Saturday, July 27, 2013
Tuesday, July 9, 2013
Imaging techniques may give your physician a clearer picture of what is happening to your joint(s). Imaging techniques may include the following:
- X-ray. A diagnostic test that uses invisible electromagnetic energy beams to produce images of internal tissues, bones, and organs onto film.
- Computed tomography scan (also called a CT or CAT scan).A diagnostic imaging procedure that uses a combination of X-rays and computer technology to produce horizontal, or axial, images (often called slices), of the body. A CT scan shows detailed images of any part of the body, including the bones, muscles, fat, and organs. CT scans are more detailed than general X-rays.

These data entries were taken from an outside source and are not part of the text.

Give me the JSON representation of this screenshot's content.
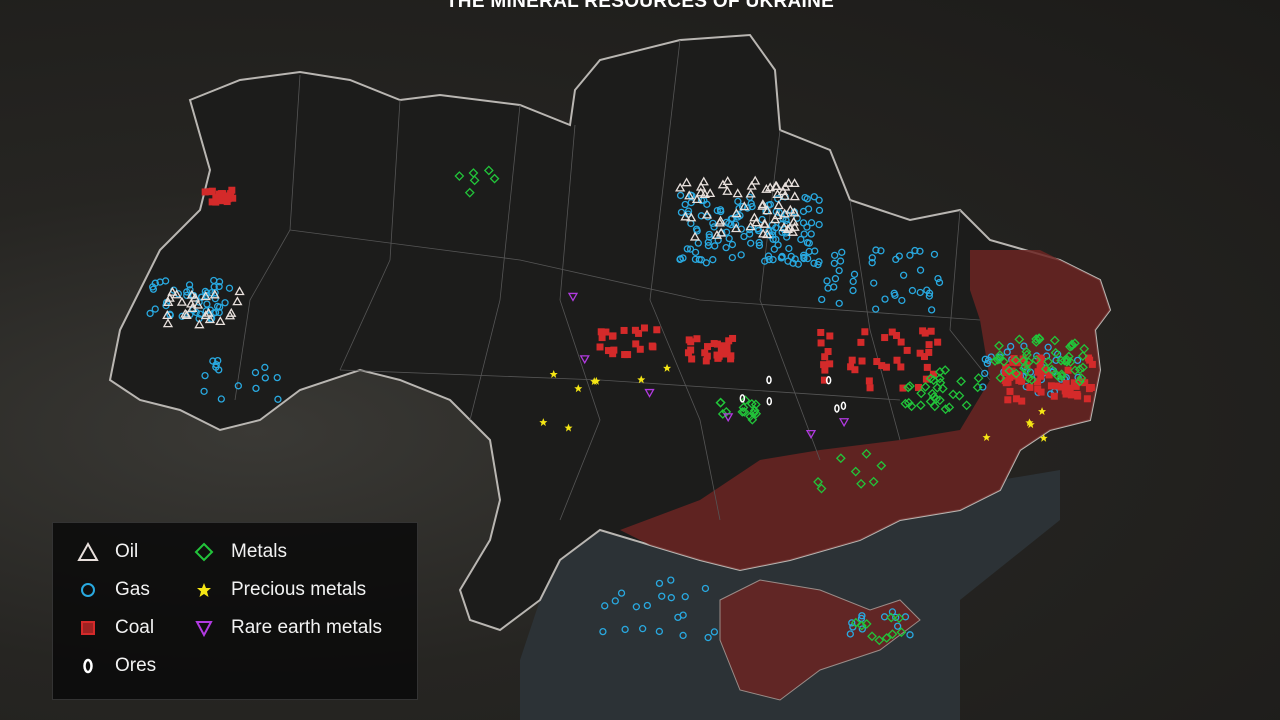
{
  "title": "THE MINERAL RESOURCES OF UKRAINE",
  "legend": {
    "items": [
      {
        "label": "Oil",
        "icon": "triangle-outline",
        "color": "#e8e0dc"
      },
      {
        "label": "Gas",
        "icon": "circle-outline",
        "color": "#29a9e0"
      },
      {
        "label": "Coal",
        "icon": "square-filled",
        "color": "#d42a2a"
      },
      {
        "label": "Ores",
        "icon": "oval-outline",
        "color": "#ffffff"
      },
      {
        "label": "Metals",
        "icon": "diamond-outline",
        "color": "#22c43a"
      },
      {
        "label": "Precious metals",
        "icon": "star-filled",
        "color": "#f5e614"
      },
      {
        "label": "Rare earth metals",
        "icon": "inverted-triangle-outline",
        "color": "#b13ae0"
      }
    ]
  },
  "colors": {
    "occupied": "#6b2422",
    "sea": "#2c3236",
    "border": "#b9b6b2"
  }
}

- Magnetic resonance imaging (MRI). A diagnostic procedure that uses a combination of large magnets, radiofrequencies, and a computer to produce detailed images of organs and structures within the body.
- Arthroscopy. A minimally-invasive diagnostic and treatment procedure used for conditions of a joint. This procedure uses a small, lighted, optic tube (arthroscope) which is inserted into the joint through a small incision in the joint. Images of the inside of the joint are projected onto a screen; used to evaluate any degenerative and/or arthritic changes in the joint; to detect bone diseases and tumors; to determine the cause of bone pain and inflammation.
- Joint ultrasound. A diagnostic procedure used occasionally to find inflammation before X-rays show damage.
- Bone densitometry (DEXA). An imaging study to measure bone density, used primarily to detect osteoporosis.